The problem is that the opposite sex is still playing with LEGOs. There seems to be a huge maturity gap between the boys and the girls, and I wonder how my son is supposed to navigate this strange new world. He notices girls and even has an innocent crush on one of them. But he wouldn't know how to talk to her if you handed him a script. Should he even try at this point? Or should he just wait until his hormones catch up with him?
Father Figure
Father Figure: First of all, don't panic. This is all part of the Circle of Life. Mother Nature, in her infinite wisdom, decided that girls should mature earlier than boys, perhaps in order to stick it to boys one last time before they take over the world. Add to that the fact that, thanks in part to better nutrition, today's girls mature earlier than ever. (Some now enter puberty in embryo.) Now, factor in the role that society has come to play in sexualizing adolescence, and…okay, maybe you should panic.
Or not, since you have a son. He's not going to cause you much of a problem for a couple of years, unless you try to take his Xbox 360 away from him. Or if you force him to talk to one of those girls. I was at a middle-school social event recently, and the gender separation was absolute; nobody crossed the line. And when I eavesdropped on the conversations, it was like I was visiting two different worlds. The girls were all concerned with which one of them had said what to whom about whoever. Meanwhile, the boys were discussing the finer points of AK-47s.
Okay, maybe you should panic after all. Or maybe you should force your son to talk to one of those girls. In retrospect, I wish someone had done that to me. It amazes me, looking back, how much I was able to accomplish romantically without actually talking to girls. Shannon M. and I went steady throughout seventh grade, and I'm pretty sure we never exchanged a single word. It was all done with intermediaries and notes exchanged between classes. (Today, it's probably done with text-messaging.)
Here's the thing, though. The girls I remember the most are the intermediaries, not Shannon. She was like Charlie Brown's Little Red-Haired Girl, admired from afar, there but not there. Whereas the intermediaries were flesh and blood - real-live girls with thoughts and opinions on matters other than AK-47s. Everything I knew about girls at that time I learned from them. And a lot of what I learned about myself (that didn't have to do with AK-47s) came from talking to them. Thank you, Jan. Thank you, Debra.
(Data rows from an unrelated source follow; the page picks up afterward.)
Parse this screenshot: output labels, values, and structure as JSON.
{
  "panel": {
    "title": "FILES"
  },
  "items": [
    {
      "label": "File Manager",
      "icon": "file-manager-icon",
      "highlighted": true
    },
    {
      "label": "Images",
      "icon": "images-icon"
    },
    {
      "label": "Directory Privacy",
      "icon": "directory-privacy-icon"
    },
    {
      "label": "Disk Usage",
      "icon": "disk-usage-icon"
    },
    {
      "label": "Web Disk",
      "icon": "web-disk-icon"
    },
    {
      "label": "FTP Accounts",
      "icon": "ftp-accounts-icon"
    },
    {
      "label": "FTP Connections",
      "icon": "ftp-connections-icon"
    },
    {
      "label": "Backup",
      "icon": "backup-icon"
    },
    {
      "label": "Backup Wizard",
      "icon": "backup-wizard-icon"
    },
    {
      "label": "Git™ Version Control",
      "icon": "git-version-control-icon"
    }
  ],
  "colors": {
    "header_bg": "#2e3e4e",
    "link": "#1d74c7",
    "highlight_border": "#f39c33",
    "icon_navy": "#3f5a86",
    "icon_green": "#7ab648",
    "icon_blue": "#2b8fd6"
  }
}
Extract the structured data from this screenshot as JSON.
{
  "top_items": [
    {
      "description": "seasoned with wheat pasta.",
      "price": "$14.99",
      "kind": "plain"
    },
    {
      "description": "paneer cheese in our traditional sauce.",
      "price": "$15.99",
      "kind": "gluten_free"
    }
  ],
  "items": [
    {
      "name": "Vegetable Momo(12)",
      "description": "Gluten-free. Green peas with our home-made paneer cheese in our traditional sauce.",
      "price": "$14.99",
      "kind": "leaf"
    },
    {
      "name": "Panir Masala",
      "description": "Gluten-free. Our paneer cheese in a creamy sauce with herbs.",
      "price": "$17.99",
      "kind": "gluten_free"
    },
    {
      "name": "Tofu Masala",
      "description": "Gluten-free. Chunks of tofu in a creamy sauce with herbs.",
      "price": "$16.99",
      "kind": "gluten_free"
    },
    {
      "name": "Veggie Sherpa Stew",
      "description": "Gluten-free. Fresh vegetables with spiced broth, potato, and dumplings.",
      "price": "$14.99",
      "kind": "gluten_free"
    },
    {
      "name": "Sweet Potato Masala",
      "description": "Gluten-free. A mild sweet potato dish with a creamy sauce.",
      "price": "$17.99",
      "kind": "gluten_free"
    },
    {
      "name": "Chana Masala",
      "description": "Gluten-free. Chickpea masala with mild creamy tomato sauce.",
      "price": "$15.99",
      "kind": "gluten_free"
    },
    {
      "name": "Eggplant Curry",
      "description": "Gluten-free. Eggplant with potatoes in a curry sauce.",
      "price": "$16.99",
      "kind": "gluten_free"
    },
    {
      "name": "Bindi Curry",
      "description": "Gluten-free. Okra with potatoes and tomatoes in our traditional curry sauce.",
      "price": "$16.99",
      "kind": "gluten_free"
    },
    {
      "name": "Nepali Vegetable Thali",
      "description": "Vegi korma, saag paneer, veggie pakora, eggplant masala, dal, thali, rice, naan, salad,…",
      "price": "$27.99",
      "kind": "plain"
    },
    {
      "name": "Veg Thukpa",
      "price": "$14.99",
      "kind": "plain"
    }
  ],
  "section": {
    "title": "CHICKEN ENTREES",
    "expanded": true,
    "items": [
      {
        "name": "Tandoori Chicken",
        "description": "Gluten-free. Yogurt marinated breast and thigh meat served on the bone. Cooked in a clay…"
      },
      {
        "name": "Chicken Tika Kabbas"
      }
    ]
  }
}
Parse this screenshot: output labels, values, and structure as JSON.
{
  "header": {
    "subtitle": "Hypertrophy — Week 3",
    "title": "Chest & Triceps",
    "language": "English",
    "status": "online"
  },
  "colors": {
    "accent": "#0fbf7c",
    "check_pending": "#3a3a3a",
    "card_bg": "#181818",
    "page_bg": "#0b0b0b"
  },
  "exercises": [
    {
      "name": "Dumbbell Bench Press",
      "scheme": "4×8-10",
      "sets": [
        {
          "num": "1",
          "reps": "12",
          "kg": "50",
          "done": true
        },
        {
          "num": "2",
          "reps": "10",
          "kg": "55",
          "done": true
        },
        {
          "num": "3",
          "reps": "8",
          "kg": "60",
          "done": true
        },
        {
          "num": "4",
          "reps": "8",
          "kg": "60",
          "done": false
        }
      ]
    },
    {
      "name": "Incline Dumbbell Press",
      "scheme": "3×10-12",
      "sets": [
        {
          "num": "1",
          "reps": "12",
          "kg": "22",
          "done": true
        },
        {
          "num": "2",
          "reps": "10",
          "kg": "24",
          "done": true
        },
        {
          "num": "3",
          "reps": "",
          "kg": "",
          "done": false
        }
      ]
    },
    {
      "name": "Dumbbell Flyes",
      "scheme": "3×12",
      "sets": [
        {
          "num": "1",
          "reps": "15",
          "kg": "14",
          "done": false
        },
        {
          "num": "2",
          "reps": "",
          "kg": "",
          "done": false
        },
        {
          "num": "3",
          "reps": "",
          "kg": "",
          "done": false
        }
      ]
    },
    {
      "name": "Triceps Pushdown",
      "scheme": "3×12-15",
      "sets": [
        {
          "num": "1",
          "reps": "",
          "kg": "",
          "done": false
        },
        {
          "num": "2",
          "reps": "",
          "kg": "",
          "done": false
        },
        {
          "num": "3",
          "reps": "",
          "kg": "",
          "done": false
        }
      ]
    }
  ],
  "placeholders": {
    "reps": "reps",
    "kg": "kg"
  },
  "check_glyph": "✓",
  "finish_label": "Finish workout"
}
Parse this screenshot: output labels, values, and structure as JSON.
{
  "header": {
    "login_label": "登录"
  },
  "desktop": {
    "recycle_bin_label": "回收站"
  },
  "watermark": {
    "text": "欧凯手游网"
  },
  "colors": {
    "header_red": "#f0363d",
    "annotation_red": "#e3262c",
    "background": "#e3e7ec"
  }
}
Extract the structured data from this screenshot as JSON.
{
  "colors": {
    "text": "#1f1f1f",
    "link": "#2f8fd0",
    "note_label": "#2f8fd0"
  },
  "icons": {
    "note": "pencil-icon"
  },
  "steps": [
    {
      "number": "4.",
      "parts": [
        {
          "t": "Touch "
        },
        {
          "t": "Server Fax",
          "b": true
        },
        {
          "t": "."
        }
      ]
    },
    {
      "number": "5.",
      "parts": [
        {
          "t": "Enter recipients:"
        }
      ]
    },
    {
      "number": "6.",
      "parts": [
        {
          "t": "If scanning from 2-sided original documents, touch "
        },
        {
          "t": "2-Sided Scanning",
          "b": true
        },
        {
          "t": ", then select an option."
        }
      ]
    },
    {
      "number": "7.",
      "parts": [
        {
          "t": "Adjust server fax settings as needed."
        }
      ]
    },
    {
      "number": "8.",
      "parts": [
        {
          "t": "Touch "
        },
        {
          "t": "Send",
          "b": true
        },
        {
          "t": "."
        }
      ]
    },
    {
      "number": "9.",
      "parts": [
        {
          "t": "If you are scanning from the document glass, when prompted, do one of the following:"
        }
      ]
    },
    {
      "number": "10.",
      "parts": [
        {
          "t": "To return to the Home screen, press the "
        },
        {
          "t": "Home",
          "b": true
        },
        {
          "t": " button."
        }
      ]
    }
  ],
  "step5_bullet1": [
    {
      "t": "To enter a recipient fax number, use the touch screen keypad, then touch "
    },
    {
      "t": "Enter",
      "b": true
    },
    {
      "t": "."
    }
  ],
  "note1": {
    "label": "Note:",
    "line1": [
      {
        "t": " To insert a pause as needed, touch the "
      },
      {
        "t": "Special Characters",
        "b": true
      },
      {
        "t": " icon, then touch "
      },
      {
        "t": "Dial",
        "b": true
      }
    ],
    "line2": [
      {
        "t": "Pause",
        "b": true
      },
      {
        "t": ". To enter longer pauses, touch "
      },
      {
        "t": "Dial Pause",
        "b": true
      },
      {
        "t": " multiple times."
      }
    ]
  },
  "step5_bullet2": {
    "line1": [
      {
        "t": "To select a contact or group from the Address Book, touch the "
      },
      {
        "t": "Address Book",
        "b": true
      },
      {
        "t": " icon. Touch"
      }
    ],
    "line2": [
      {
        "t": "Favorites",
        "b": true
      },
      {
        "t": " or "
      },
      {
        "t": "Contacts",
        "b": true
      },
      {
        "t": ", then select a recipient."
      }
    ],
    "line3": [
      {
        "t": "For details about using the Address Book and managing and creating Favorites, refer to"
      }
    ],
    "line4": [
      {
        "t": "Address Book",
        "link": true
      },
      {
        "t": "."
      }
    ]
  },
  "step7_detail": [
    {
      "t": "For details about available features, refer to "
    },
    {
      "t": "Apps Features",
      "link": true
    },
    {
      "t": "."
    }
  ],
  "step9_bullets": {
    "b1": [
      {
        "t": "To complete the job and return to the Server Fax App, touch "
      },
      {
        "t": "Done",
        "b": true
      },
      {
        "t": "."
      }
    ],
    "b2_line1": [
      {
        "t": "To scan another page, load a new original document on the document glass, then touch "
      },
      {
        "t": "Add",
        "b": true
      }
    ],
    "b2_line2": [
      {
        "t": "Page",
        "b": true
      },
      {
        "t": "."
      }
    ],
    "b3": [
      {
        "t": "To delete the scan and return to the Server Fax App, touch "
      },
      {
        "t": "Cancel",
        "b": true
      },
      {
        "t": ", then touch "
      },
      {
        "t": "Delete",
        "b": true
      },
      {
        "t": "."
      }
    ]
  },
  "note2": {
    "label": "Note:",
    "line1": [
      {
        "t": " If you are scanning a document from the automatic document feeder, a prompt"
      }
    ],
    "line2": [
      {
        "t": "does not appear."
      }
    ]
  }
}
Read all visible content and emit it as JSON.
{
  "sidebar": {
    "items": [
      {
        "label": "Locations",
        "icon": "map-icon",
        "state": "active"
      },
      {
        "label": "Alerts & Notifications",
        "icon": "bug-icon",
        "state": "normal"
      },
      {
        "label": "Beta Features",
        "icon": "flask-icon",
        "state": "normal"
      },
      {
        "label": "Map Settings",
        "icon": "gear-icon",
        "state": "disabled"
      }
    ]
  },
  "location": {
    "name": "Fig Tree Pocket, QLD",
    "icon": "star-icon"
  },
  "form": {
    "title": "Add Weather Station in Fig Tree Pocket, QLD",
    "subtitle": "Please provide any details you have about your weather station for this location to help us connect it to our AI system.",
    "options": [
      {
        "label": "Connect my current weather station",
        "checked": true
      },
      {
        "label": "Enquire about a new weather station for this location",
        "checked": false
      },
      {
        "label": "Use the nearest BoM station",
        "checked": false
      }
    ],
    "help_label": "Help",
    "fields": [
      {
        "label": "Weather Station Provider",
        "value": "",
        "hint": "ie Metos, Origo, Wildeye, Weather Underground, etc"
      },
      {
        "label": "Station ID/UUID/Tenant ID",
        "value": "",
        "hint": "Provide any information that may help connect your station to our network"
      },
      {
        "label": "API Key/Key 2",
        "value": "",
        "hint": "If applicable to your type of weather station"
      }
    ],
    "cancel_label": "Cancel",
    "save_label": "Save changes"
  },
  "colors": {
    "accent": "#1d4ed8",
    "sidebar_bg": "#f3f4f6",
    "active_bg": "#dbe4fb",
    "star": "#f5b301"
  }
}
So, although I wouldn't encourage your son to talk to the girl he has a crush on (I wouldn't discourage him either, of course), I would definitely encourage him to talk to any and all of the other girls - about AK-47s, if he has to. Simply by engaging them in conversation he'll open up a world that goes beyond dolls and guns, a world where boys and girls talk about whatever they would talk about if only they talked. He could start by asking them what's up with those tight tops and short skirts.